Summer in the city: Yesterday was the Siren Festival at Coney Island, and though there were a few bands I would have like to have seen, it was too damn hot to join the indie-themed masses gathered on the blacktop drinking warm beer and complaining about how damn hot it was. So a couple of friends and I decided to show our local stripes and hop the free Ikea ferry (awesome) to Red Hook (awesome), where we unhesitatingly bypassed the superstore and headed to the ballfields. To play ball, you ask? Hell no. For a Latin feast, natch.

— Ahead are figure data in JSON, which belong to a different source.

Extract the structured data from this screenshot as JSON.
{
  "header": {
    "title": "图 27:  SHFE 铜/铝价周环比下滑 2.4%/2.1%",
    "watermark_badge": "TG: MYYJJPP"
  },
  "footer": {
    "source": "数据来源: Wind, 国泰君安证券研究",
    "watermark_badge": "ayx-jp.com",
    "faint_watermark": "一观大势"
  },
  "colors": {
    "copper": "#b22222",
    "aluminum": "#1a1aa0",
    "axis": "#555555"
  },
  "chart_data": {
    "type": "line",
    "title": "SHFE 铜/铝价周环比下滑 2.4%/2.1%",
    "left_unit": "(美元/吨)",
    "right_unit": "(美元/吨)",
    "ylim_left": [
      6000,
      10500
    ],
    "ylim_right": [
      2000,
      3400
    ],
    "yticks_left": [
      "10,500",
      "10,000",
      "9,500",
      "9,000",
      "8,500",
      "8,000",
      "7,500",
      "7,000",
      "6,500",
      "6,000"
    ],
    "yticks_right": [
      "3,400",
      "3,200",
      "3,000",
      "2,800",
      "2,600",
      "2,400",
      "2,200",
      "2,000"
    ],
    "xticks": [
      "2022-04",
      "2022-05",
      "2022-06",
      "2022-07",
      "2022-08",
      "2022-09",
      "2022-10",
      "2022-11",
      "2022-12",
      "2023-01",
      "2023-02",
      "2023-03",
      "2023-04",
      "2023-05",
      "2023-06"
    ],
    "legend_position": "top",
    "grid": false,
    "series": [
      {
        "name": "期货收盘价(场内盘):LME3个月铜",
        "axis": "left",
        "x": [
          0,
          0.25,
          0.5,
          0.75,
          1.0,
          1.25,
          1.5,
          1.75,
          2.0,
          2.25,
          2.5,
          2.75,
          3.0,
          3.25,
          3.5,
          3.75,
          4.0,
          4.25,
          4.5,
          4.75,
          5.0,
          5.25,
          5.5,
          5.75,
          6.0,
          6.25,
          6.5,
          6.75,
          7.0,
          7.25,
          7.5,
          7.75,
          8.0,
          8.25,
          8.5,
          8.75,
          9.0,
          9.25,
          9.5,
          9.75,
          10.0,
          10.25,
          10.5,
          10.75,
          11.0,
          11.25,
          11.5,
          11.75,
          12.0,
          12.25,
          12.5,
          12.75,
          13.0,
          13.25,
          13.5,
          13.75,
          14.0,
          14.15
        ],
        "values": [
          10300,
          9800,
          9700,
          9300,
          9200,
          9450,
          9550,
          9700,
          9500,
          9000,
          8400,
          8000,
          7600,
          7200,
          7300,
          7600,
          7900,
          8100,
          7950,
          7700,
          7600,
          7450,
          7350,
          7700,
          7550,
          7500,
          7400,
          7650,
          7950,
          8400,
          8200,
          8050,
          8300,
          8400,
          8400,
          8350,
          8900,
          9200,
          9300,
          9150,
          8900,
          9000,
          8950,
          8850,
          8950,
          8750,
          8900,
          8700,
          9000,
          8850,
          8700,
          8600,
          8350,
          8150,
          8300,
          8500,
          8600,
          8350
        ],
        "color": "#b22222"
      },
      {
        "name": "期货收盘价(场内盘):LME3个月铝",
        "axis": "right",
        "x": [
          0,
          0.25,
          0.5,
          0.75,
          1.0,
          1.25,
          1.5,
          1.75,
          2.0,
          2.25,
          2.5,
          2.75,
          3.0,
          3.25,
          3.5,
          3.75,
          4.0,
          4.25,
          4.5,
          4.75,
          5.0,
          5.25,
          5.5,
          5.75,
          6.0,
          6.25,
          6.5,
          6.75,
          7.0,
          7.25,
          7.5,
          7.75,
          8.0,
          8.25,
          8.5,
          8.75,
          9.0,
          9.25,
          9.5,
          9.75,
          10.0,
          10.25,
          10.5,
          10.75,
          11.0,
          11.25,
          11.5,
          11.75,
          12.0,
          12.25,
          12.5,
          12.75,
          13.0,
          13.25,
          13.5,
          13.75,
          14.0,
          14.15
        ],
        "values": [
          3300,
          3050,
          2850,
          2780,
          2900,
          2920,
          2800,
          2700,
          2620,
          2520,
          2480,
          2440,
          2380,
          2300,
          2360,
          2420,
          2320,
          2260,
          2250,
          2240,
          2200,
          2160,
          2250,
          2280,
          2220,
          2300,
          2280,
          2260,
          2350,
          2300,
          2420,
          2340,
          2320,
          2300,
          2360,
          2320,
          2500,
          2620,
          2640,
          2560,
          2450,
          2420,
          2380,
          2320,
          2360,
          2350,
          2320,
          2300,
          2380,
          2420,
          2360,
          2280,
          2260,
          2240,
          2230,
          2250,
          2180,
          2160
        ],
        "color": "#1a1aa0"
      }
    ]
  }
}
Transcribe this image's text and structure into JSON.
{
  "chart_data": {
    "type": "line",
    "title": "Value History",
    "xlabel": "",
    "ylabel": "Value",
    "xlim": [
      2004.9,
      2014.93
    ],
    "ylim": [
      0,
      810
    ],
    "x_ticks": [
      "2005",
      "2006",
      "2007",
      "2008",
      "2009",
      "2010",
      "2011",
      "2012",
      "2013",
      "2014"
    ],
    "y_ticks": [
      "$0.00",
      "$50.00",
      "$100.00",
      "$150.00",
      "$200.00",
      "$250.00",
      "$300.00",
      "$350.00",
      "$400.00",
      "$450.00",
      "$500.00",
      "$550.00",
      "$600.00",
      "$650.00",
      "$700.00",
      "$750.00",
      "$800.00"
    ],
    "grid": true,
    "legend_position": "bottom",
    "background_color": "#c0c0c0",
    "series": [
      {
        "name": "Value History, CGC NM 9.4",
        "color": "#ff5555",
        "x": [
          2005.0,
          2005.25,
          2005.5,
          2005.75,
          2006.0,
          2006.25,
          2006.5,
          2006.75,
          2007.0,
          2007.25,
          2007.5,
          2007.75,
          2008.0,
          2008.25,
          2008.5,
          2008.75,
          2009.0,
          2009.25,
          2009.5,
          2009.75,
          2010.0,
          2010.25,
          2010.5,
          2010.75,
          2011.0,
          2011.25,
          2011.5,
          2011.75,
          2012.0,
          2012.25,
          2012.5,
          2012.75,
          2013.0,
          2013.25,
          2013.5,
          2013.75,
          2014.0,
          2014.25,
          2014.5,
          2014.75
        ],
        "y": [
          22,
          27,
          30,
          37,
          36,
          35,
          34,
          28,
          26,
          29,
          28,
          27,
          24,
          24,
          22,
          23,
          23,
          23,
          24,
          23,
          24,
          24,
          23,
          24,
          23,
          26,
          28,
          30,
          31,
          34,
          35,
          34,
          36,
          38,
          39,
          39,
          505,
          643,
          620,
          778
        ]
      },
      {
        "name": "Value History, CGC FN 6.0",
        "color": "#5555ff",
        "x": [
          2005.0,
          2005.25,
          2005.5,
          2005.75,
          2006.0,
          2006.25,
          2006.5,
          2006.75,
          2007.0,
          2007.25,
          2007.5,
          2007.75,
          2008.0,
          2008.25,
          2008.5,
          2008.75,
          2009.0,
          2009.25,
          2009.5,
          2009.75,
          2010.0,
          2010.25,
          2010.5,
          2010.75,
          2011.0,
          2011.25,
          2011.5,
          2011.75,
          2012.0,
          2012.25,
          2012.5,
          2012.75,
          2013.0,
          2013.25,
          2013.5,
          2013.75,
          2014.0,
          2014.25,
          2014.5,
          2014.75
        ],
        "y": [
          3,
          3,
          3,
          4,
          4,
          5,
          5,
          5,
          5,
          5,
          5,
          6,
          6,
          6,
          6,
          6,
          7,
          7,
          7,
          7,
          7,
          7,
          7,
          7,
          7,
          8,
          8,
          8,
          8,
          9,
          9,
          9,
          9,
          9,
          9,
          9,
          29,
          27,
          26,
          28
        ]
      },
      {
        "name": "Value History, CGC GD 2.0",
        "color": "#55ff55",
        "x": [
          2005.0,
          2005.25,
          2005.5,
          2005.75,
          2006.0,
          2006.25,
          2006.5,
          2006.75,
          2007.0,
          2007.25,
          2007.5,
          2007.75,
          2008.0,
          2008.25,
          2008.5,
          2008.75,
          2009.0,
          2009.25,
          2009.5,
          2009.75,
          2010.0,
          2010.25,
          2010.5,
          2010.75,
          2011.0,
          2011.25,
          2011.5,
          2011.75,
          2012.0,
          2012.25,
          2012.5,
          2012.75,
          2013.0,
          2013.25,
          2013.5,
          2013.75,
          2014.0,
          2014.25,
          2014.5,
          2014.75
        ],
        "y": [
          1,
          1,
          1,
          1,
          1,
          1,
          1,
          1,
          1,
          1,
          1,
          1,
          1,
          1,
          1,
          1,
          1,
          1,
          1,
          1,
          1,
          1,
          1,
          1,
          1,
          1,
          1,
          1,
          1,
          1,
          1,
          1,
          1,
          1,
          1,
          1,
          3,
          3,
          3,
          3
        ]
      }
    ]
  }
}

Yesterday was opening day of the Red Hook Ballfield Food Vendors summer season, and it was phenomenal. Heaven is the innumerable vendors hawking ethnic variations of the pork-beans-cornmeal trifecta. There were Ecuadoreans selling pickled cabbage enchiladas, Salvadoreans papusas and plantains, Mexicans tacos and huaraches, and Colombians seeking revenge by sending their gringo customers away with plates loaded with enough steak and sausage to ensure an early death. There was corn on a stick and smoothies and horchata and fried sweet bean and plaintain donuts. There was Ballantine's in a brown paper bag sipped through a straw. And though there were times when, due to the deliberate pace of our Latin friends getting in line seemed akin to stepping into a Beckett novel, by and large everybody who had trekked to the Brooklyn hinterlands understood that their patience would be handsomely rewarded.
Word to the wise: you don't go to Red Hook just to pick up a taco or two and be on your way. This is a full day's worth of waiting and eating, and strategy is required if you're going to maximize your time. I would suggest beginning at the southernmost vendor, which yesterday was occupied by the Colombians, and ordering something to munch on while you get in line for the next vendor. Repeating this tactic 5 or 6 times will take 3 or 4 hours, but will result in a comprehensive tour of Central and South American street cuisine. If you need to there is plenty of shade in which to lay down and take a nap; alternatively, you could pop into the Ikea and pay penitence for your gluttony by walking the either delightfully confusing or maddeningly deceptive aisles which are themselves reminiscent of Managua.
Oh, and if you're keeping track: This is why I'm awesome.